The Worst People In The Universe

The universe of Star Control is and I say this with a sort of modified care, sizeable. It’s a space travelling adventure game and space, if you weren’t aware, is bloody huge, like, it’s so big it’s where we keep everything else (except some stuff we don’t keep there, don’t ask me, ask a scientist, they’re still not sure where it all is), but almost all videogames that have ever been set there have avoided depicting that, because, uh, being that big is really boring.

Your typical space videogame is not very varied or complicated. Doom is technically, a shooter set in space, but you might notice that the vast majority of it is set in ‘hell,’ and ‘base that is becoming hell.’ Videogame space tends to be small, to make it manageable, and videogame space cultures tend to be A Guy. Like, any given alien culture is not likely to give you multiple representatives with wildly competing personal tastes on things, you’ll instead be dealing with The Collective Will Of The Culture, as if cultures are these big unified stomping things. The result then, is that for all that you may have a relationship with The Pkunk, the Pkunk are really one guy, and he’s just a little guy.

The Star Control cultures are therefore, just some guys. The best of these characters are guys who you can sympathise with (the Supox, the Ur-Quan, the Androsynth), guys you can make a joke with (the Umgah, the Orz), guys who are just trying to do their job, man (the Humans), Scared Weird Little Guys (The Spathi, the Zoq-Fot-Pik) and The Guy Who Spent Too Much Time Studying The Blade (the Shofixiti, the Yehat).

But one thing that let the setting hold together reasonably well is that some of the guys in its space sucked (the Druuge, the Thraddash, the Ilwrath, the Chmmr), meaning that their interactions and behaviour were in some cases fantastically unhelpful.
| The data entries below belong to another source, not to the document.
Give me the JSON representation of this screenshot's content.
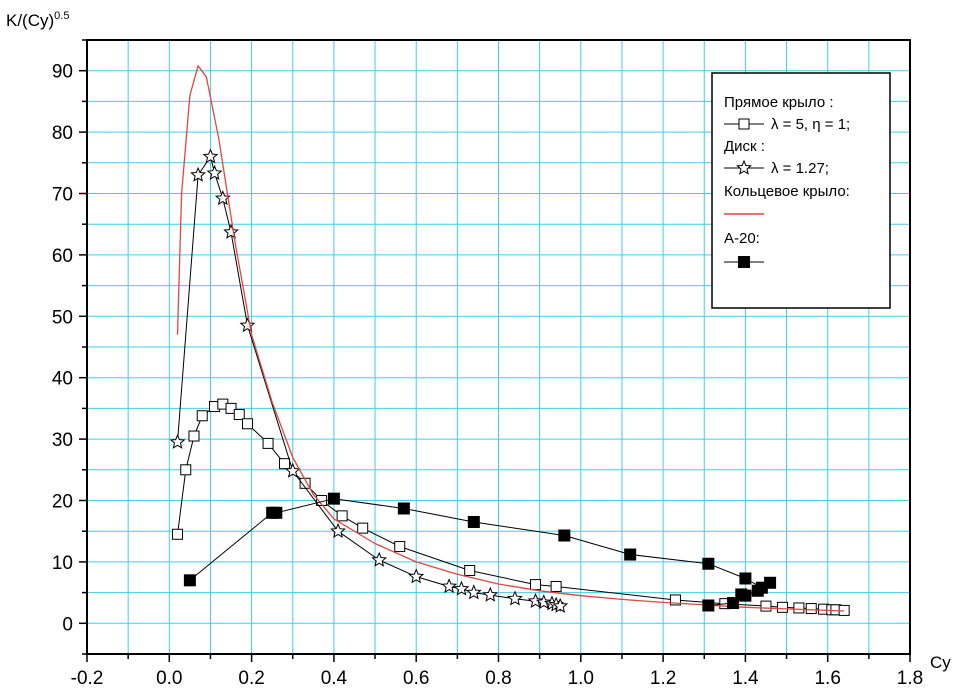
{
  "chart_data": {
    "type": "line",
    "xlabel": "Cy",
    "ylabel": {
      "base": "K/(Cy)",
      "exponent": "0.5"
    },
    "xlim": [
      -0.2,
      1.8
    ],
    "ylim": [
      -5,
      95
    ],
    "x_ticks": [
      -0.2,
      0.0,
      0.2,
      0.4,
      0.6,
      0.8,
      1.0,
      1.2,
      1.4,
      1.6,
      1.8
    ],
    "x_tick_labels": [
      "-0.2",
      "0.0",
      "0.2",
      "0.4",
      "0.6",
      "0.8",
      "1.0",
      "1.2",
      "1.4",
      "1.6",
      "1.8"
    ],
    "y_ticks": [
      0,
      10,
      20,
      30,
      40,
      50,
      60,
      70,
      80,
      90
    ],
    "y_tick_labels": [
      "0",
      "10",
      "20",
      "30",
      "40",
      "50",
      "60",
      "70",
      "80",
      "90"
    ],
    "grid": true,
    "grid_color": "#3fd0e6",
    "legend_position": "top-right",
    "legend": {
      "items": [
        {
          "text": "Прямое крыло :"
        },
        {
          "text": "λ = 5, η = 1;",
          "marker": "open-square"
        },
        {
          "text": "Диск :"
        },
        {
          "text": "λ = 1.27;",
          "marker": "open-star"
        },
        {
          "text": "Кольцевое крыло:"
        },
        {
          "text": "",
          "marker": "red-line"
        },
        {
          "text": "А-20:"
        },
        {
          "text": "",
          "marker": "filled-square"
        }
      ]
    },
    "series": [
      {
        "marker": "open-square",
        "color": "#000000",
        "points": [
          [
            0.02,
            14.5
          ],
          [
            0.04,
            25
          ],
          [
            0.06,
            30.5
          ],
          [
            0.08,
            33.8
          ],
          [
            0.11,
            35.3
          ],
          [
            0.13,
            35.7
          ],
          [
            0.15,
            35.0
          ],
          [
            0.17,
            34.0
          ],
          [
            0.19,
            32.5
          ],
          [
            0.24,
            29.3
          ],
          [
            0.28,
            26.0
          ],
          [
            0.33,
            22.8
          ],
          [
            0.37,
            20.0
          ],
          [
            0.42,
            17.5
          ],
          [
            0.47,
            15.5
          ],
          [
            0.56,
            12.5
          ],
          [
            0.73,
            8.6
          ],
          [
            0.89,
            6.3
          ],
          [
            0.94,
            6.0
          ],
          [
            1.23,
            3.8
          ],
          [
            1.35,
            3.2
          ],
          [
            1.45,
            2.8
          ],
          [
            1.49,
            2.6
          ],
          [
            1.53,
            2.5
          ],
          [
            1.56,
            2.4
          ],
          [
            1.59,
            2.3
          ],
          [
            1.61,
            2.2
          ],
          [
            1.62,
            2.2
          ],
          [
            1.64,
            2.1
          ]
        ]
      },
      {
        "marker": "open-star",
        "color": "#000000",
        "points": [
          [
            0.02,
            29.5
          ],
          [
            0.07,
            73
          ],
          [
            0.1,
            76
          ],
          [
            0.11,
            73.3
          ],
          [
            0.13,
            69.2
          ],
          [
            0.15,
            63.7
          ],
          [
            0.19,
            48.5
          ],
          [
            0.3,
            24.8
          ],
          [
            0.41,
            15.0
          ],
          [
            0.51,
            10.3
          ],
          [
            0.6,
            7.6
          ],
          [
            0.68,
            6.0
          ],
          [
            0.71,
            5.6
          ],
          [
            0.74,
            5.0
          ],
          [
            0.78,
            4.6
          ],
          [
            0.84,
            4.0
          ],
          [
            0.89,
            3.6
          ],
          [
            0.91,
            3.4
          ],
          [
            0.93,
            3.2
          ],
          [
            0.94,
            3.0
          ],
          [
            0.95,
            2.8
          ]
        ]
      },
      {
        "marker": "none",
        "color": "#e0473f",
        "points": [
          [
            0.02,
            47
          ],
          [
            0.03,
            70
          ],
          [
            0.05,
            86
          ],
          [
            0.07,
            90.8
          ],
          [
            0.09,
            89
          ],
          [
            0.12,
            79
          ],
          [
            0.16,
            62
          ],
          [
            0.2,
            47
          ],
          [
            0.25,
            36
          ],
          [
            0.3,
            27
          ],
          [
            0.35,
            21
          ],
          [
            0.4,
            17
          ],
          [
            0.5,
            13
          ],
          [
            0.6,
            10
          ],
          [
            0.7,
            8
          ],
          [
            0.8,
            6.4
          ],
          [
            0.9,
            5.3
          ],
          [
            1.0,
            4.5
          ],
          [
            1.1,
            3.9
          ],
          [
            1.2,
            3.4
          ],
          [
            1.3,
            3.0
          ],
          [
            1.4,
            2.6
          ],
          [
            1.5,
            2.35
          ],
          [
            1.6,
            2.1
          ],
          [
            1.64,
            2.0
          ]
        ]
      },
      {
        "marker": "filled-square",
        "color": "#000000",
        "points": [
          [
            0.05,
            7.0
          ],
          [
            0.25,
            18.0
          ],
          [
            0.26,
            18.0
          ],
          [
            0.4,
            20.3
          ],
          [
            0.57,
            18.7
          ],
          [
            0.74,
            16.5
          ],
          [
            0.96,
            14.3
          ],
          [
            1.12,
            11.2
          ],
          [
            1.31,
            9.7
          ],
          [
            1.4,
            7.3
          ],
          [
            1.44,
            5.8
          ],
          [
            1.46,
            6.6
          ],
          [
            1.43,
            5.3
          ],
          [
            1.4,
            4.5
          ],
          [
            1.39,
            4.7
          ],
          [
            1.37,
            3.3
          ],
          [
            1.31,
            2.9
          ]
        ]
      }
    ]
  }
}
Yet, even then, there was another: One culture that didn’t even get a spaceship to their name, let alone planets.

The culture that was, at the point you deal with them, reduced to just one guy.

And that guy is probably one of the Worst People in the Universe.

The Dnyarri are a slow boiler in the ghost-house introduction sequence of alien cultures in Star Control 2. If you just follow the basic prompts the game gives you, you meet the Ilwrath, Humans, Spathi, Slylandro, Melnorme and then probably the Ur-Quan or Umgah before you’ve ever really started making lots of decisions. From there, you’ll start branching out, looking for clues of other cultures – I’m used to the introduction to the Orz or Mycon around this point, and sometimes I’ll go out of my way to find the Pkunk, because their ships are great and it also gives you a doorway to the Vux and Yehat. You get to meet a lot of people real quick, is what I’m saying.

What the game doesn’t make a fuss about at first, at least not until you’ve done a few things and even chatted to some of these cultures multiple times, is that you’ve already met the horrible little toad this article is about, the Dnyarri.

They’re not known as the Dnyarri at first. They’re known as the Talking Pets, which the Ur-Quan use to communicate with you, because using communication technology to directly speak to people doesn’t work out well. I don’t remember the excuse they give, but one third-party lore explanation I remember and found fun was that the Ur-Quan mostly never communicate directly with anything, because they’re so immensely territorial that someone to talk to quickly became someone to fight, and when you’re ten meters long and two meters across, that’s not desireable in outer space. It creates the image of the Ur-Quan ships as being like ant runs where everyone’s in what amounts to a cubicle inside the vast ship, and everyone just texts everyone else.

You learn that the Talking Pet isn’t just a Talking Pet when the Umgah uplift one they found in a crash. Their stance, at the time, and at all times, is, come on, dude, it’d be funny, and as a direct result they wind up enslaving their entire race as they enable a powerful telepath capable of faster-than-light mind control and with the moral compass of a Batman villain.

See, the Talking Pets are an entire species of creatures known, originally, as the Dnyarri, and they were responsible in the past for the collapse of what was one of the first peaceful multi-species coalitions across space. This story intersects heavily with the Ur-Quan (as you’d imagine), and the tragic end of the Taalo. I’ve told that story, and it’s a good story, and it’s a sad story. It’s not important to this though.

What’s important here is that the Dnyarri, a lone Dnyarri, when given freedom to use his powers, immediately turns out to be a complete and utter bastard, with no moral justification for what he’s doing. He’s just an immense prick, and he’s cruel and savage and enjoys punishing and hurting people for no good reason, at all, ever.

There’s no cultural reason for it. No heritage or background, no abusive childhood this Dnyarri has. He lies about those things, because it’s convenient to do so, but the guy in question, then also makes it clear when he thinks he can get away with it, that he absolutely does not regard you as a person and considers your genocide and the genocide of everyone you know as merely interesting and perhaps an outcome worth playing with like he’s smashing toys together.

And maybe that’s a lesson we can take away as we consider how space works, when you populate it with just a bunch of guys.

Don’t forgive videogame assholes who do genocides.